Turn on the telly and you're likely to catch a bearded man foraging on Channel 4 or a BBC fledgling MasterChef shouting about seasonal and local; look at your bookshelf and you've probably got at least one over-priced TV-endorsed cookbook which you've barely opened. Yet despite our recent 'food renaissance', some of the most obvious sources of local and seasonal food don't feature in our shops, on our shopping lists or even on our culinary radars.

Veal is one of these (as are rabbits and pheasants but we'll leave those for another time). I want to talk about veal. Janet Street-Porter did it on the F-Word, Countryfile dared to recently feature an investigation into the meat and the likes of Hugh Fearnley-Whittingstall, Rose Prince and Mark Hix are fans.

The myths: it's cruel because the calves are torn away from their mothers, kept in boxes in the dark and fed milk and killed at a few weeks old; the meat is white. The truth: male calves are a by-product of the dairy industry and would be shot at birth or exported in harrowing conditions if veal farmers didn't exist. The calves are normally killed at around six to seven months which is older than most pork, lamb or poultry on the market. They live in the fresh air in groups on straw bedding and are usually fed a mixture of milk and grain. The meat is pink. As Janet Street-Porter sums it up: "If you actually think about it, it's crueller not to eat veal than it is to eat it."

Jon and Vicky Brown of Bocaddon Farm, Lanreath, talk of abuse and aggression in the early days of selling their product at farmers' markets. "I think things have changed a lot," explains Vicky. Now they are faced more with education than aggression but still have to deal with customers who buy calves' liver but refuse the meat. The facts are that veal is healthy, easy to digest, low in fat and relatively cheap, particularly the less sought-after cuts.

The couple are understandably frustrated about having to constantly justify their product on ethical grounds: "We were so confident in our beliefs at the start, we knew we were doing the right thing." With some of the UK's top chefs and food writers endorsing their product within months of opening a stall at Lostwithiel farmers' market, they were right to feel so strongly.

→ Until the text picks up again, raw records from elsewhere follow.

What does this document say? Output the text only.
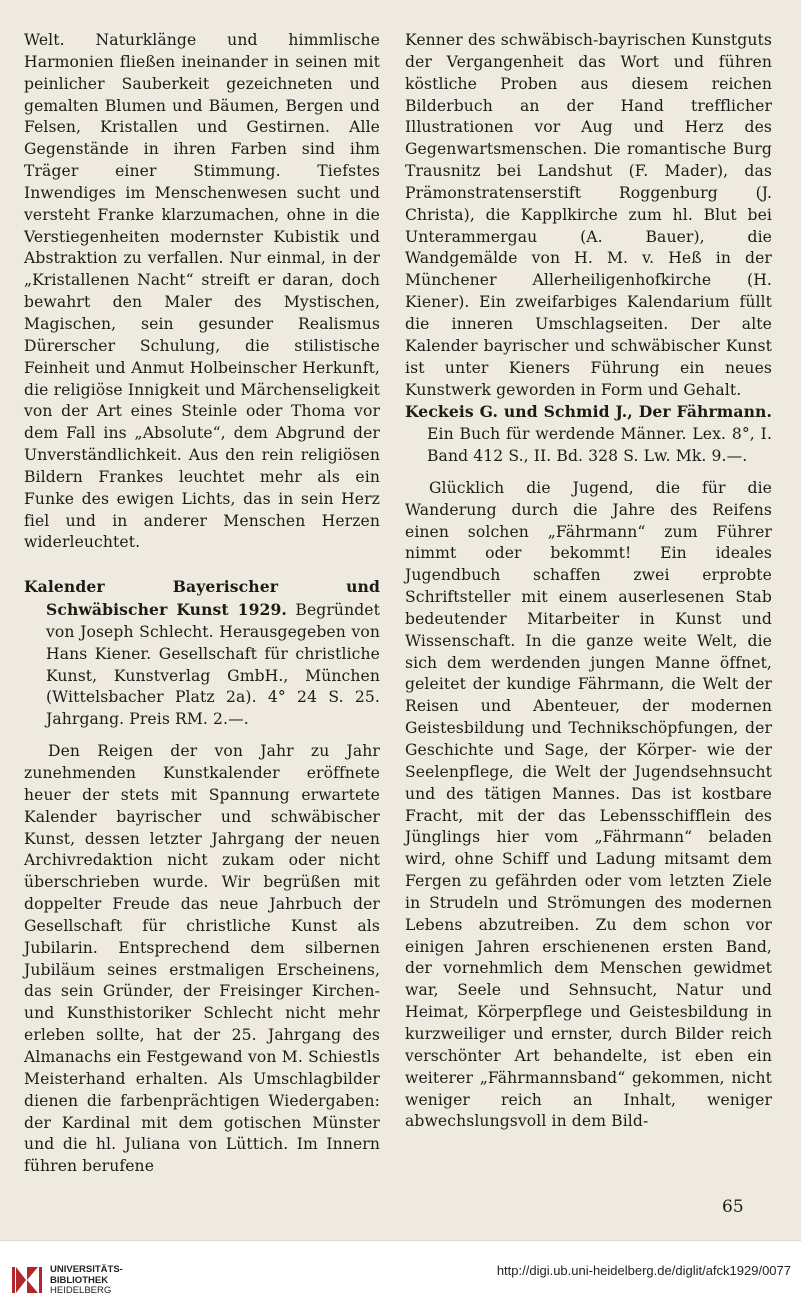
Welt. Naturklänge und himmlische Harmonien fließen ineinander in seinen mit peinlicher Sauberkeit gezeichneten und gemalten Blumen und Bäumen, Bergen und Felsen, Kristallen und Gestirnen. Alle Gegenstände in ihren Farben sind ihm Träger einer Stimmung. Tiefstes Inwendiges im Menschenwesen sucht und versteht Franke klarzumachen, ohne in die Verstiegenheiten modernster Kubistik und Abstraktion zu verfallen. Nur einmal, in der „Kristallenen Nacht“ streift er daran, doch bewahrt den Maler des Mystischen, Magischen, sein gesunder Realismus Dürerscher Schulung, die stilistische Feinheit und Anmut Holbeinscher Herkunft, die religiöse Innigkeit und Märchenseligkeit von der Art eines Steinle oder Thoma vor dem Fall ins „Absolute“, dem Abgrund der Unverständlichkeit. Aus den rein religiösen Bildern Frankes leuchtet mehr als ein Funke des ewigen Lichts, das in sein Herz fiel und in anderer Menschen Herzen widerleuchtet.

Kalender Bayerischer und Schwäbischer Kunst 1929. Begründet von Joseph Schlecht. Herausgegeben von Hans Kiener. Gesellschaft für christliche Kunst, Kunstverlag GmbH., München (Wittelsbacher Platz 2a). 4° 24 S. 25. Jahrgang. Preis RM. 2.—.

Den Reigen der von Jahr zu Jahr zunehmenden Kunstkalender eröffnete heuer der stets mit Spannung erwartete Kalender bayrischer und schwäbischer Kunst, dessen letzter Jahrgang der neuen Archivredaktion nicht zukam oder nicht überschrieben wurde. Wir begrüßen mit doppelter Freude das neue Jahrbuch der Gesellschaft für christliche Kunst als Jubilarin. Entsprechend dem silbernen Jubiläum seines erstmaligen Erscheinens, das sein Gründer, der Freisinger Kirchen- und Kunsthistoriker Schlecht nicht mehr erleben sollte, hat der 25. Jahrgang des Almanachs ein Festgewand von M. Schiestls Meisterhand erhalten. Als Umschlagbilder dienen die farbenprächtigen Wiedergaben: der Kardinal mit dem gotischen Münster und die hl. Juliana von Lüttich. Im Innern führen berufene

Kenner des schwäbisch-bayrischen Kunstguts der Vergangenheit das Wort und führen köstliche Proben aus diesem reichen Bilderbuch an der Hand trefflicher Illustrationen vor Aug und Herz des Gegenwartsmenschen. Die romantische Burg Trausnitz bei Landshut (F. Mader), das Prämonstratenserstift Roggenburg (J. Christa), die Kapplkirche zum hl. Blut bei Unterammergau (A. Bauer), die Wandgemälde von H. M. v. Heß in der Münchener Allerheiligenhofkirche (H. Kiener). Ein zweifarbiges Kalendarium füllt die inneren Umschlagseiten. Der alte Kalender bayrischer und schwäbischer Kunst ist unter Kieners Führung ein neues Kunstwerk geworden in Form und Gehalt.

Keckeis G. und Schmid J., Der Fährmann. Ein Buch für werdende Männer. Lex. 8°, I. Band 412 S., II. Bd. 328 S. Lw. Mk. 9.—.

Glücklich die Jugend, die für die Wanderung durch die Jahre des Reifens einen solchen „Fährmann“ zum Führer nimmt oder bekommt! Ein ideales Jugendbuch schaffen zwei erprobte Schriftsteller mit einem auserlesenen Stab bedeutender Mitarbeiter in Kunst und Wissenschaft. In die ganze weite Welt, die sich dem werdenden jungen Manne öffnet, geleitet der kundige Fährmann, die Welt der Reisen und Abenteuer, der modernen Geistesbildung und Technikschöpfungen, der Geschichte und Sage, der Körper- wie der Seelenpflege, die Welt der Jugendsehnsucht und des tätigen Mannes. Das ist kostbare Fracht, mit der das Lebensschifflein des Jünglings hier vom „Fährmann“ beladen wird, ohne Schiff und Ladung mitsamt dem Fergen zu gefährden oder vom letzten Ziele in Strudeln und Strömungen des modernen Lebens abzutreiben. Zu dem schon vor einigen Jahren erschienenen ersten Band, der vornehmlich dem Menschen gewidmet war, Seele und Sehnsucht, Natur und Heimat, Körperpflege und Geistesbildung in kurzweiliger und ernster, durch Bilder reich verschönter Art behandelte, ist eben ein weiterer „Fährmannsband“ gekommen, nicht weniger reich an Inhalt, weniger abwechslungsvoll in dem Bild-

65
UNIVERSITÄTS-
BIBLIOTHEK
HEIDELBERG
http://digi.ub.uni-heidelberg.de/diglit/afck1929/0077
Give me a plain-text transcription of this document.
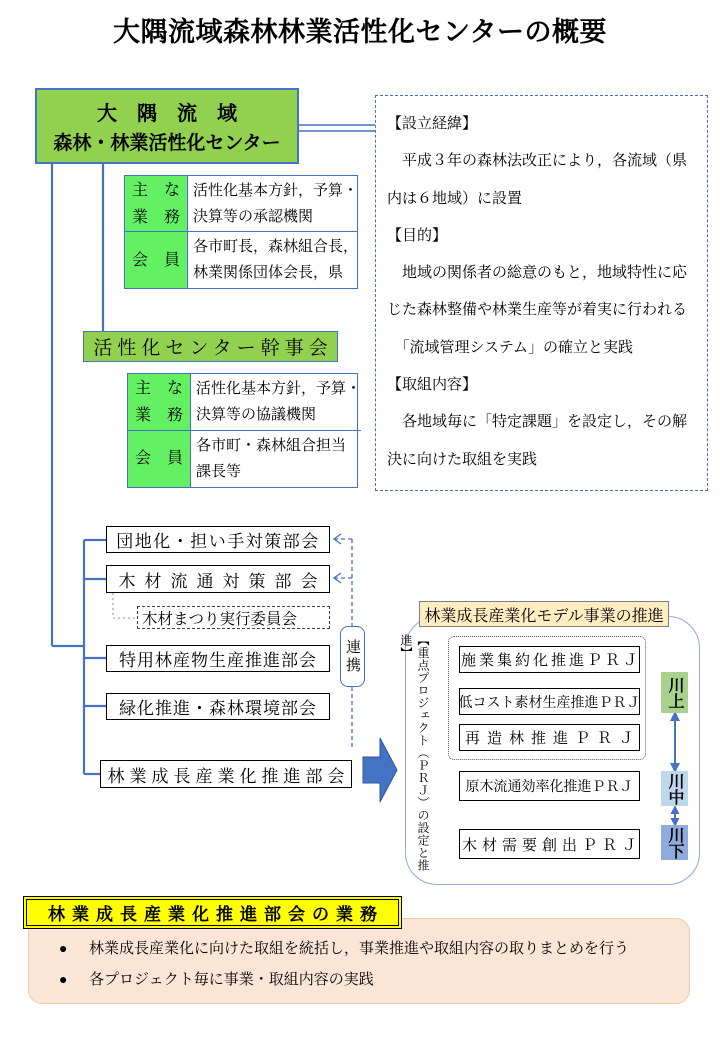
大隅流域森林林業活性化センターの概要
大　隅　流　域
森林・林業活性化センター
主　な
業　務
活性化基本方針，予算・
決算等の承認機関
会　員
各市町長，森林組合長，
林業関係団体会長，県
【設立経緯】
　平成３年の森林法改正により，各流域（県
内は６地域）に設置
【目的】
　地域の関係者の総意のもと，地域特性に応
じた森林整備や林業生産等が着実に行われる
　「流域管理システム」の確立と実践
【取組内容】
　各地域毎に「特定課題」を設定し，その解
決に向けた取組を実践
活性化センター幹事会
主　な
業　務
活性化基本方針，予算・
決算等の協議機関
会　員
各市町・森林組合担当
課長等
団地化・担い手対策部会
木材流通対策部会
木材まつり実行委員会
特用林産物生産推進部会
緑化推進・森林環境部会
林業成長産業化推進部会
連携
林業成長産業化モデル事業の推進
【重点プロジェクト（ＰＲＪ）の設定と推進】
施業集約化推進ＰＲＪ
低コスト素材生産推進ＰＲＪ
再造林推進ＰＲＪ
原木流通効率化推進ＰＲＪ
木材需要創出ＰＲＪ
川上
川中
川下
林業成長産業化推進部会の業務
●	林業成長産業化に向けた取組を統括し，事業推進や取組内容の取りまとめを行う
●	各プロジェクト毎に事業・取組内容の実践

Rose Prince described them as, "the region's most innovative farm" and Mark Hix spoke about the "absolutely fantastic flavour" of Bocaddon veal.

Calf welfare is key to the farm's determination to rear, in Jon's words, "the best product possible," as is the butchering of the carcass. "Butchers have forgotten how to butcher the meal and we've forgotten how to cook it," explains Vicky. To get all the correct cuts requires a greater precision than butchering beef, hence their own butchery and own butcher, Trevor, alongside Jon.

There's more to veal than osso buco or escalopes as favoured by the Italians and Argentines - Jon and Vicky leave me with tongue, heart (Fergus Henderson is good on heart), bavette or onglet steaks, salami, bresaola and kidney. With a little imagination and courage, eating veal, or indeed any meat can and should be adventurous. For a delicious and delicate take on the Cornish pasty, substitute beef skirt for chopped veal bavette steak.

While the food renaissance bulldozes on across our screens and on our bookshelves, the veal renaissance is well overdue. "Why don't people talk about where their milk comes from?" asks John. It is time that we stopped questioning the veal farmers and directed our enquiries to the industry that churns out the white stuff and for whom male calves are simply 'waste products'.